A court member accused fellow judges of taking money for voting to approve the law paving the way for presidents to serve more than one term
A major scandal erupted in Colombia one day after the country's Constitutional Court opened the way for conservative pro-US President Alvaro Uribe to run for a second four-year term in May. A member of the court accused fellow magistrate Rodrigo Escobar of taking money for voting to approve the law allowing presidents to serve more than one term.
The ruling in favor of re-election was announced on Wednesday night and could allow the right-wing Uribe to compete in May's election. Opinion polls predict he would win easily thanks to tough policies against rebels.
Mr. Escobar said he would ask for sanctions against colleague Jaime Araujo, who accused him. "He was furious and said I wanted us to vote quickly (on the law) so they'd pay me for my vote quickly," said Escobar, denied the accusation and added he would ask Congress to begin disciplinary proceedings.
Araujo, who voted against the re-election law, was unrepentant in an appearance on local television but said he might resign from the nine-member court. "It seems many people in this country are uncomfortable with things I say," he said.

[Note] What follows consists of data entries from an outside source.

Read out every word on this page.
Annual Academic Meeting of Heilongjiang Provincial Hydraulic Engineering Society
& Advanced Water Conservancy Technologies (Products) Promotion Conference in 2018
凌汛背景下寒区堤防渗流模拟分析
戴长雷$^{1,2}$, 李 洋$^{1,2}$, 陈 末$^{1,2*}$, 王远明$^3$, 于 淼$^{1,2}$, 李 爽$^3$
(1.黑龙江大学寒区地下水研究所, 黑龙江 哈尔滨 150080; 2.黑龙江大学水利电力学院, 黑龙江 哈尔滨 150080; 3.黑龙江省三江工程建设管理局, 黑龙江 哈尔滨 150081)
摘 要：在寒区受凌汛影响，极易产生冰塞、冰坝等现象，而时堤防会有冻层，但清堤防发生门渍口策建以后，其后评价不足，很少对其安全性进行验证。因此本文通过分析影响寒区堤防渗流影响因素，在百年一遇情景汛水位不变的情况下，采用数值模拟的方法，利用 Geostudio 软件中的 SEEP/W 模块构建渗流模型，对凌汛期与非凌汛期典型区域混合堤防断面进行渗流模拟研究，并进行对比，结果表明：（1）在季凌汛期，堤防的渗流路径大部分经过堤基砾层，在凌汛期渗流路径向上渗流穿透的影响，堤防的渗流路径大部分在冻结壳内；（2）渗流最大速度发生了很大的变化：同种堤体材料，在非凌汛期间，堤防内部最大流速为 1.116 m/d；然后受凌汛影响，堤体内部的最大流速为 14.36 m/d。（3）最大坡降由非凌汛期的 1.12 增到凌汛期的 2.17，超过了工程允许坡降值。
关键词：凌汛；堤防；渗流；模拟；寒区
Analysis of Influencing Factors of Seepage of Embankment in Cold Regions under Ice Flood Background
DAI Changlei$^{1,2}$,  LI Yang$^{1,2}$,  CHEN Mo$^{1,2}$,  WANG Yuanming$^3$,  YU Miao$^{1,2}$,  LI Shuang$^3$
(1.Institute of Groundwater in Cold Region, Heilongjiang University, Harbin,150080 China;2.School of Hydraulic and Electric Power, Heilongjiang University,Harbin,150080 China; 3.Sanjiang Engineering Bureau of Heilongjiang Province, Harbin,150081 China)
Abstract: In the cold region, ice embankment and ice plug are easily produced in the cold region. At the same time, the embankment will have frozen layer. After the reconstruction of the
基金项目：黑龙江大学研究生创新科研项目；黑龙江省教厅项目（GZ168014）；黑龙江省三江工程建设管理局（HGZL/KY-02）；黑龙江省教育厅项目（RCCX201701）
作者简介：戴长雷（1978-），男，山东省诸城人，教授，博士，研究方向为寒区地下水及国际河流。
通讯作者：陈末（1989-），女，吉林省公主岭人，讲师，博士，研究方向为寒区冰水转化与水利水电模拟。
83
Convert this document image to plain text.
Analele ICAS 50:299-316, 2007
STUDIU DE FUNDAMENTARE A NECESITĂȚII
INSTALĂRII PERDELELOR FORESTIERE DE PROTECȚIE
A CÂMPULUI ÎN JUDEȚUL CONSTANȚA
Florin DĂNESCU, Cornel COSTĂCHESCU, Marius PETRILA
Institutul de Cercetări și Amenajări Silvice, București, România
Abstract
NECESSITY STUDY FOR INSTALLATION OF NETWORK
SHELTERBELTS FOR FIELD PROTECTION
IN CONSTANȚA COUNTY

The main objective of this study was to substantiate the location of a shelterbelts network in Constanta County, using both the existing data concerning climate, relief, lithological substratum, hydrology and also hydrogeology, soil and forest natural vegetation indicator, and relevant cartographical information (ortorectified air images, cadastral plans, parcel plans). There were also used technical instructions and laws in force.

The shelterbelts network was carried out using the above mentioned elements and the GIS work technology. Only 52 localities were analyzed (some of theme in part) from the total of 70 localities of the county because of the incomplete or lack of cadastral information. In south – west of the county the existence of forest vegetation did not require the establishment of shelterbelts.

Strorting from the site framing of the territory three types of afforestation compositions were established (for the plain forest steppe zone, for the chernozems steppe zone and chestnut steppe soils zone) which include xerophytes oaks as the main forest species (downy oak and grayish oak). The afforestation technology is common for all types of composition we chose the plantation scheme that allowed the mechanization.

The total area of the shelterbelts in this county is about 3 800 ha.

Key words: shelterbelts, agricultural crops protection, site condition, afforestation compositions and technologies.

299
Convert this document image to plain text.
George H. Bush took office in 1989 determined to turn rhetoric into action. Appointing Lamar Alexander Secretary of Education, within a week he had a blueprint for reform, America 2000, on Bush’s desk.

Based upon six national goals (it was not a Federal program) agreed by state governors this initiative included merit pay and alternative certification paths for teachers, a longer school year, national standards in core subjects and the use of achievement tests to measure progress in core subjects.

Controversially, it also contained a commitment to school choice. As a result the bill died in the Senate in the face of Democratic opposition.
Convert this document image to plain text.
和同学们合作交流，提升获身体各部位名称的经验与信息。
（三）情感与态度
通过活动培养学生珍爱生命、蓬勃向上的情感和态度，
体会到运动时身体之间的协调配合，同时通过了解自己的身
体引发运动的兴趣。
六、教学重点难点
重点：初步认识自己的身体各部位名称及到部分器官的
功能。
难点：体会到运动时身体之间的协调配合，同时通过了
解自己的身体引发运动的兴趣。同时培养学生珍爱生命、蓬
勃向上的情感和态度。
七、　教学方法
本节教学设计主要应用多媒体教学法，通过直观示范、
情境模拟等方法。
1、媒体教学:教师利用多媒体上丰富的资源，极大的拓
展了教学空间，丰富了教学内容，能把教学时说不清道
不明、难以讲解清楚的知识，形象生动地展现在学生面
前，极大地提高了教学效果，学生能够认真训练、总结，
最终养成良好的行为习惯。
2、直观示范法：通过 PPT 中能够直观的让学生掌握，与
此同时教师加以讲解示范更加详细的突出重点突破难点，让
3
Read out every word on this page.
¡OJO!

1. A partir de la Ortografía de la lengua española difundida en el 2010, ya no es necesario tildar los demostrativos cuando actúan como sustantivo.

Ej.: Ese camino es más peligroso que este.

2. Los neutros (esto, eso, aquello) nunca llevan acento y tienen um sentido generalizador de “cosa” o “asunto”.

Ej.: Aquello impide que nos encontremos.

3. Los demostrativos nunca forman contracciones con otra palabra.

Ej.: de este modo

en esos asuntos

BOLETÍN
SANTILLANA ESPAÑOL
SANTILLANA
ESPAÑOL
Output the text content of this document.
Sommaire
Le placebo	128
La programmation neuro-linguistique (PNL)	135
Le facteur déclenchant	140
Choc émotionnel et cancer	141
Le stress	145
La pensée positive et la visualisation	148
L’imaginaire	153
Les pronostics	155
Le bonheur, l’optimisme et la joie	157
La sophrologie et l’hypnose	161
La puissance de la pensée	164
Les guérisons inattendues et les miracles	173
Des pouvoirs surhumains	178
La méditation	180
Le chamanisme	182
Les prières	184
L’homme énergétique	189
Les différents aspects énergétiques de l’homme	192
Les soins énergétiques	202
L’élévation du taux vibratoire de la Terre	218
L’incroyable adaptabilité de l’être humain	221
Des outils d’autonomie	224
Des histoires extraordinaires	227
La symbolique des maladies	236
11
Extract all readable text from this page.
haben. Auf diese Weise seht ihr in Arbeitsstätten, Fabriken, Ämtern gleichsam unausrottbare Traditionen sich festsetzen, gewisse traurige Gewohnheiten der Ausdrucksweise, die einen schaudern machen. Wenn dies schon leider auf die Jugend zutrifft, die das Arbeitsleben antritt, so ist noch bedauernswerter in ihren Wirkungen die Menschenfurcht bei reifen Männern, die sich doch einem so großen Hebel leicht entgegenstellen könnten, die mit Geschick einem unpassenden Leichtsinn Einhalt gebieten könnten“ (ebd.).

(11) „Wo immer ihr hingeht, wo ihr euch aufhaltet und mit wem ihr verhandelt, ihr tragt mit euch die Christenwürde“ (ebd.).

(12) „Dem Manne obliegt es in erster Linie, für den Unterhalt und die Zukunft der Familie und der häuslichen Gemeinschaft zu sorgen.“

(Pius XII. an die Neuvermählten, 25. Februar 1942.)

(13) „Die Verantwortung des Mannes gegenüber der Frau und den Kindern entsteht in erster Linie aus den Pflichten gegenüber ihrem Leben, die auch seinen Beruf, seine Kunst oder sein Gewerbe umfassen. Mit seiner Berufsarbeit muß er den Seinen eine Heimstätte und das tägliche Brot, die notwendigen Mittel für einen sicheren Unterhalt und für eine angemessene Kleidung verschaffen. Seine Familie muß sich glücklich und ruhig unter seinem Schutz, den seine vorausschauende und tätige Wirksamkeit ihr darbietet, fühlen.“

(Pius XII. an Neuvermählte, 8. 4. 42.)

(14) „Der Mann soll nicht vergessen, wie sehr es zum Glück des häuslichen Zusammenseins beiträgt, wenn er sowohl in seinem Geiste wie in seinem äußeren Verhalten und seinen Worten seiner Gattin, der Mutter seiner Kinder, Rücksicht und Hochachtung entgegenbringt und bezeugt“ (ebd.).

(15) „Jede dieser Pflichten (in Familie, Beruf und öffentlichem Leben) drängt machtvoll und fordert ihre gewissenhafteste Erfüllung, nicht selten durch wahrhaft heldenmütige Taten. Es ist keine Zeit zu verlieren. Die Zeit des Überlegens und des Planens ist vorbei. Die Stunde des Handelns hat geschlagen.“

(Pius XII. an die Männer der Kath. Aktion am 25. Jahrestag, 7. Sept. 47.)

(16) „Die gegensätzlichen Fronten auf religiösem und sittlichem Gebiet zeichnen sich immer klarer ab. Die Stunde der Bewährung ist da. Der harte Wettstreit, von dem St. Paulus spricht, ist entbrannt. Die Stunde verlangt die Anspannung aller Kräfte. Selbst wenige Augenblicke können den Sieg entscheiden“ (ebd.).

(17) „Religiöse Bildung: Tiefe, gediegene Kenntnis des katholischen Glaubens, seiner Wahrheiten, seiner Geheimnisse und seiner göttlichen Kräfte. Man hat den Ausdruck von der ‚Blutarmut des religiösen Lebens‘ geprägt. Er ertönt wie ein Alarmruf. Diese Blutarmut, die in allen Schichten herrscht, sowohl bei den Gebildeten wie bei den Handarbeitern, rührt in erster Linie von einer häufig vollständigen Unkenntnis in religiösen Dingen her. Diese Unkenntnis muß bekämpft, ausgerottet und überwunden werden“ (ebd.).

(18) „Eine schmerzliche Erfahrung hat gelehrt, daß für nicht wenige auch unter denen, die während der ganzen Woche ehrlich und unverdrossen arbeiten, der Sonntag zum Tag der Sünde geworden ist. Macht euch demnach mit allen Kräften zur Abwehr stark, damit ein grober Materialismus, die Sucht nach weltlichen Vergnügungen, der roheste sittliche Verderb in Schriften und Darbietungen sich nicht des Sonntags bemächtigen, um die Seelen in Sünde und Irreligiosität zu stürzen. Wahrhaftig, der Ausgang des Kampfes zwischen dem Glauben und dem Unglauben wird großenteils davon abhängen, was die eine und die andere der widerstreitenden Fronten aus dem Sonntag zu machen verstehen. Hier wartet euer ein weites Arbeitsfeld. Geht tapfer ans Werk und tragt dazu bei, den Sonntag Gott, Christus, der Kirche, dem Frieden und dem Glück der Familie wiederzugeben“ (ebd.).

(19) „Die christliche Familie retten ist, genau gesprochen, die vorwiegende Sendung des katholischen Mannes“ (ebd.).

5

In the meantime, the rule was welcomed in the US as Uribe is President George W. Bush closest ally in Latin America. Many on Wall Street appeared to agree. Colombian sovereign bonds rose on Thursday following the re-election ruling.
Bush has repeatedly supported Uribe's hard line against leftist armed rebels as increased US military involvement in the country. Pro-government legislators who backed re-election said it would provide stability in a country which has suffered four decades of guerrilla war. Analysts believe Uribe could easily win in May.
Even some of Uribe's opponents appeared to conclude Wednesday's ruling had handed him the May election on a plate. "We're afraid Uribe's policies are going to continue for a longer period," said Carlos Gaviria, who hopes to be the main left-wing presidential candidate next year and argues for more social spending and negotiations with rebels.